🤖 AI Summary
Existing self-play methods rely solely on final game outcomes, making it difficult to distinguish between transferable reasoning patterns and task-specific heuristics, thereby limiting cross-domain generalization. This work proposes a trajectory-modulated self-play framework that identifies abstract reasoning trajectories through a learnable transferability coefficient and incorporates a reasoning evolution reward mechanism to foster adaptive reasoning development. By integrating trajectory-level reinforcement learning with dynamic context generation, the approach overcomes the limitations of domain specificity and static contextual representations. It achieves significant performance gains across benchmarks in mathematical reasoning, general-purpose reasoning, and code generation, with particularly notable advances on competition-level mathematical tasks.
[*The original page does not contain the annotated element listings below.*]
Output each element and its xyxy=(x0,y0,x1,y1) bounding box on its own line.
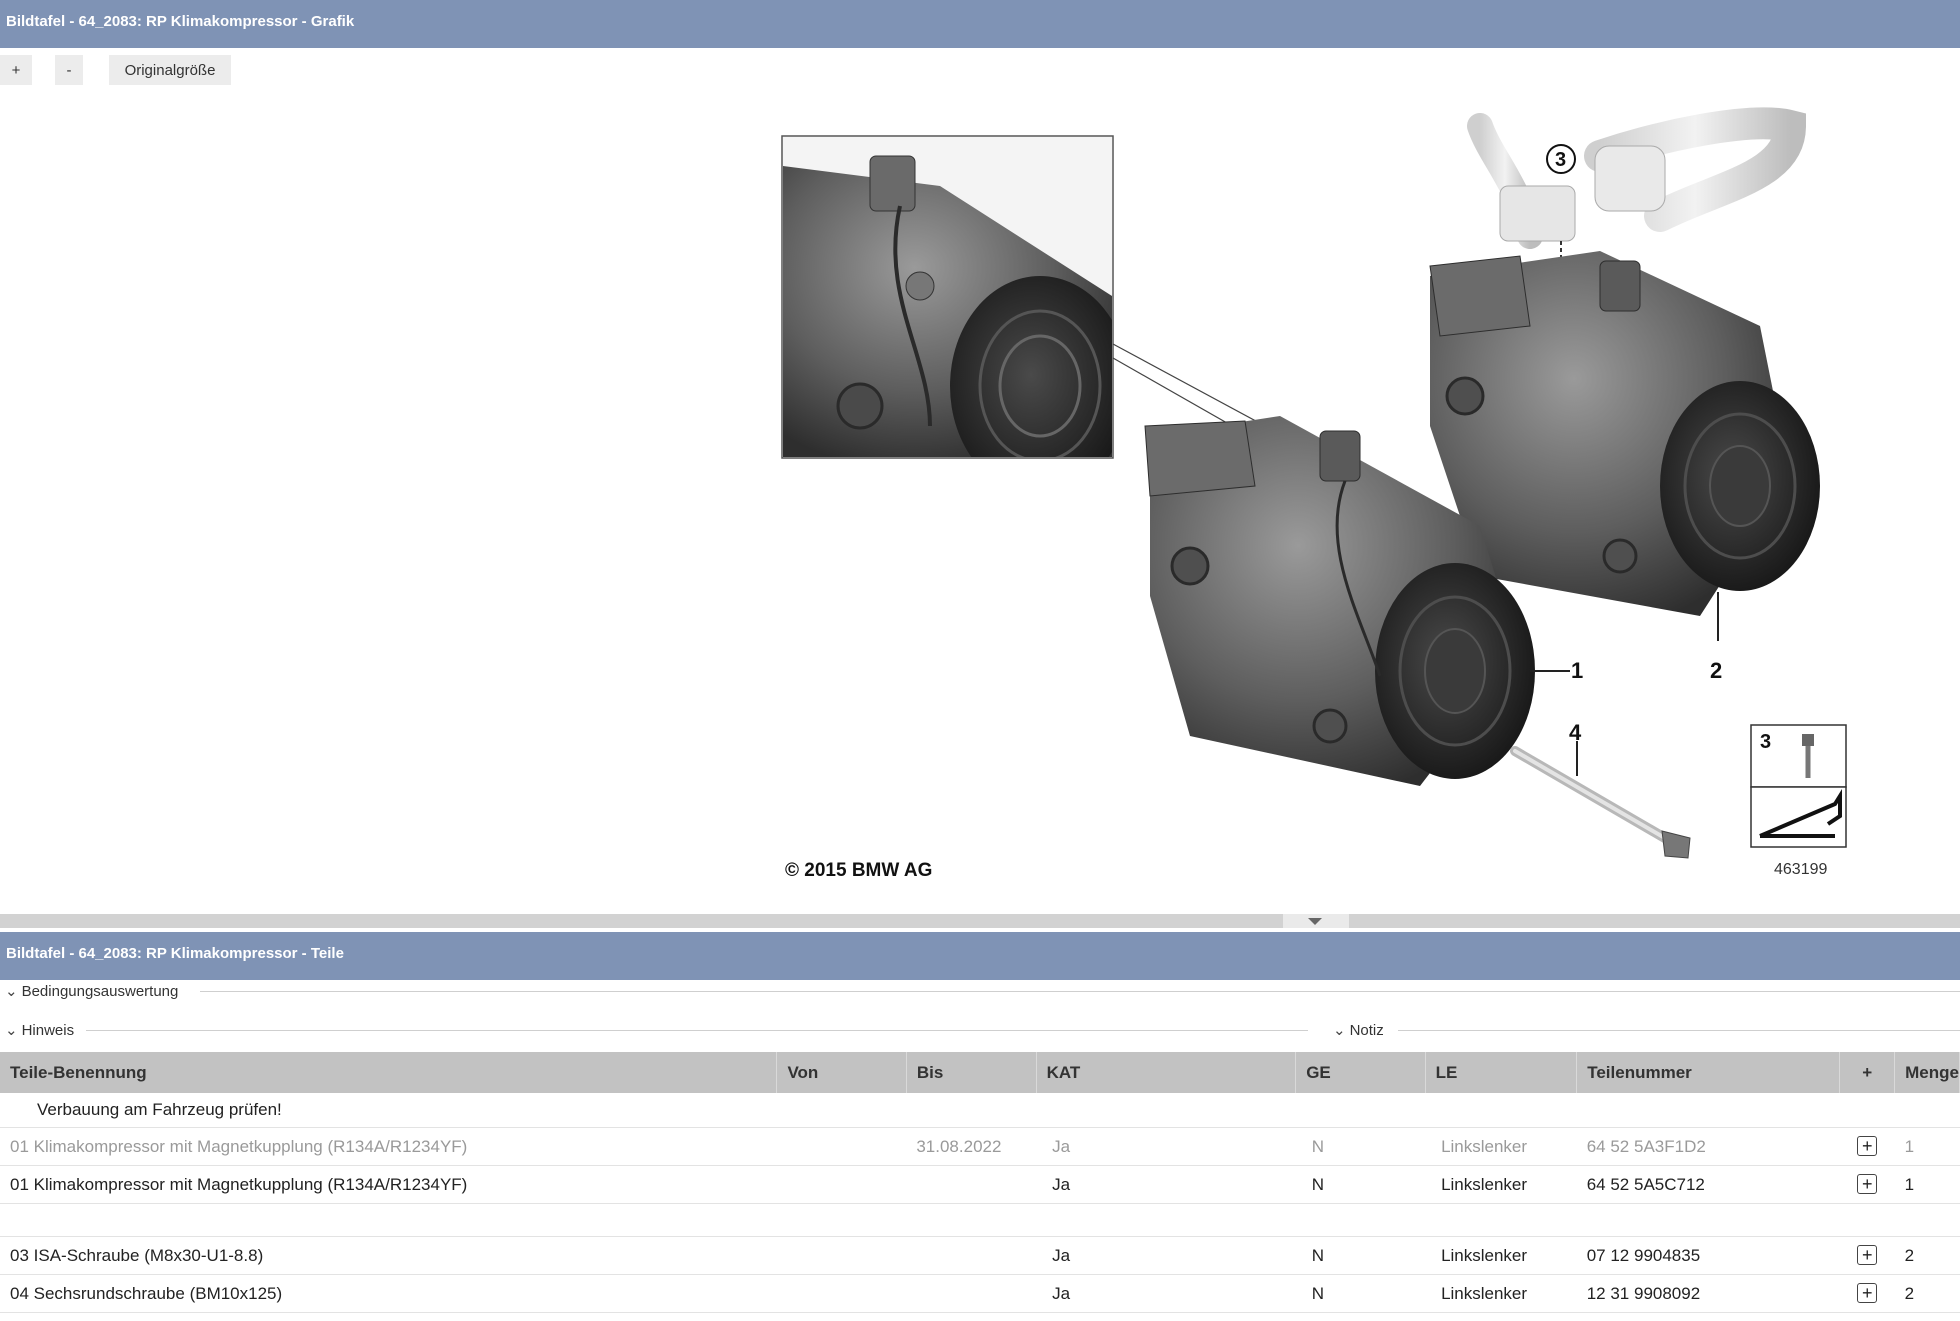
cell-number: 07 12 9904835 xyxy=(1576,1236,1840,1275)
col-header-von[interactable]: Von xyxy=(776,1052,907,1093)
chevron-down-icon: ⌄ xyxy=(5,983,18,1000)
col-header-add: + xyxy=(1839,1052,1896,1093)
cell-le: Linkslenker xyxy=(1425,1274,1577,1313)
legend-number: 3 xyxy=(1760,731,1771,753)
table-row[interactable]: 04 Sechsrundschraube (BM10x125) Ja N Lin… xyxy=(0,1274,1960,1313)
cell-ge: N xyxy=(1295,1127,1426,1166)
cell-kat: Ja xyxy=(1036,1127,1296,1166)
section-hint[interactable]: ⌄ Hinweis xyxy=(5,1021,74,1039)
col-header-number[interactable]: Teilenummer xyxy=(1576,1052,1841,1093)
image-number: 463199 xyxy=(1774,861,1827,878)
col-header-name[interactable]: Teile-Benennung xyxy=(0,1052,778,1093)
parts-panel-title: Bildtafel - 64_2083: RP Klimakompressor … xyxy=(0,932,1960,980)
add-to-cart-icon[interactable]: + xyxy=(1857,1136,1878,1156)
copyright-text: © 2015 BMW AG xyxy=(785,860,932,881)
cell-bis xyxy=(906,1236,1037,1275)
cell-le: Linkslenker xyxy=(1425,1127,1577,1166)
callout-1: 1 xyxy=(1571,658,1583,683)
chevron-down-icon: ⌄ xyxy=(1333,1022,1346,1039)
cell-le: Linkslenker xyxy=(1425,1236,1577,1275)
cell-von xyxy=(776,1165,907,1204)
splitter-bar[interactable] xyxy=(0,914,1960,928)
cell-number: 64 52 5A3F1D2 xyxy=(1576,1127,1840,1166)
chevron-down-icon xyxy=(1308,918,1322,925)
cell-von xyxy=(776,1127,907,1166)
page-title: Bildtafel - 64_2083: RP Klimakompressor … xyxy=(0,0,1960,48)
table-row[interactable]: 01 Klimakompressor mit Magnetkupplung (R… xyxy=(0,1127,1960,1166)
section-conditions[interactable]: ⌄ Bedingungsauswertung xyxy=(5,982,178,1000)
cell-ge: N xyxy=(1295,1165,1426,1204)
callout-4: 4 xyxy=(1569,720,1582,745)
cell-kat: Ja xyxy=(1036,1165,1296,1204)
divider xyxy=(86,1030,1308,1031)
cell-le: Linkslenker xyxy=(1425,1165,1577,1204)
callout-2: 2 xyxy=(1710,658,1722,683)
section-note[interactable]: ⌄ Notiz xyxy=(1333,1021,1384,1039)
add-to-cart-icon[interactable]: + xyxy=(1857,1283,1878,1303)
divider xyxy=(200,991,1960,992)
cell-von xyxy=(776,1274,907,1313)
zoom-in-button[interactable]: + xyxy=(0,55,32,85)
cell-qty: 1 xyxy=(1894,1165,1960,1204)
cell-bis xyxy=(906,1165,1037,1204)
cell-number: 12 31 9908092 xyxy=(1576,1274,1840,1313)
col-header-qty[interactable]: Menge xyxy=(1894,1052,1960,1093)
add-to-cart-icon[interactable]: + xyxy=(1857,1245,1878,1265)
section-hint-label: Hinweis xyxy=(21,1022,75,1039)
cell-number: 64 52 5A5C712 xyxy=(1576,1165,1840,1204)
bolt-4 xyxy=(1510,746,1691,859)
cell-qty: 1 xyxy=(1894,1127,1960,1166)
col-header-le[interactable]: LE xyxy=(1425,1052,1578,1093)
cell-ge: N xyxy=(1295,1274,1426,1313)
section-note-label: Notiz xyxy=(1349,1022,1384,1039)
detail-inset xyxy=(781,135,1114,459)
cell-kat: Ja xyxy=(1036,1236,1296,1275)
cell-bis xyxy=(906,1274,1037,1313)
cell-qty: 2 xyxy=(1894,1236,1960,1275)
section-conditions-label: Bedingungsauswertung xyxy=(21,983,179,1000)
cell-bis: 31.08.2022 xyxy=(906,1127,1037,1166)
parts-diagram: 1 2 3 4 3 © 2015 BMW AG 463199 xyxy=(781,107,1847,881)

Ablation studies and human evaluations confirm the effectiveness of the proposed method.
📝 Abstract
Games offer a compelling paradigm for developing general reasoning capabilities in language models, as they naturally demand strategic planning, probabilistic inference, and adaptive decision-making. However, existing self-play approaches rely solely on terminal game outcomes, providing no mechanism to distinguish transferable reasoning patterns from game-specific heuristics. We present STRATAGEM, which addresses two fundamental barriers to reasoning transfer: domain specificity, where learned patterns remain anchored in game semantics, and contextual stasis, where static game contexts fail to cultivate progressive reasoning. STRATAGEM selectively reinforces trajectories exhibiting abstract, domain-agnostic reasoning through a Reasoning Transferability Coefficient, while incentivizing adaptive reasoning development via a Reasoning Evolution Reward. Experiments across mathematical reasoning, general reasoning, and code generation benchmarks demonstrate substantial improvements, with particularly strong gains on competition-level mathematics where multi-step reasoning is critical. Ablation studies and human evaluation confirm that both components contribute to transferable reasoning.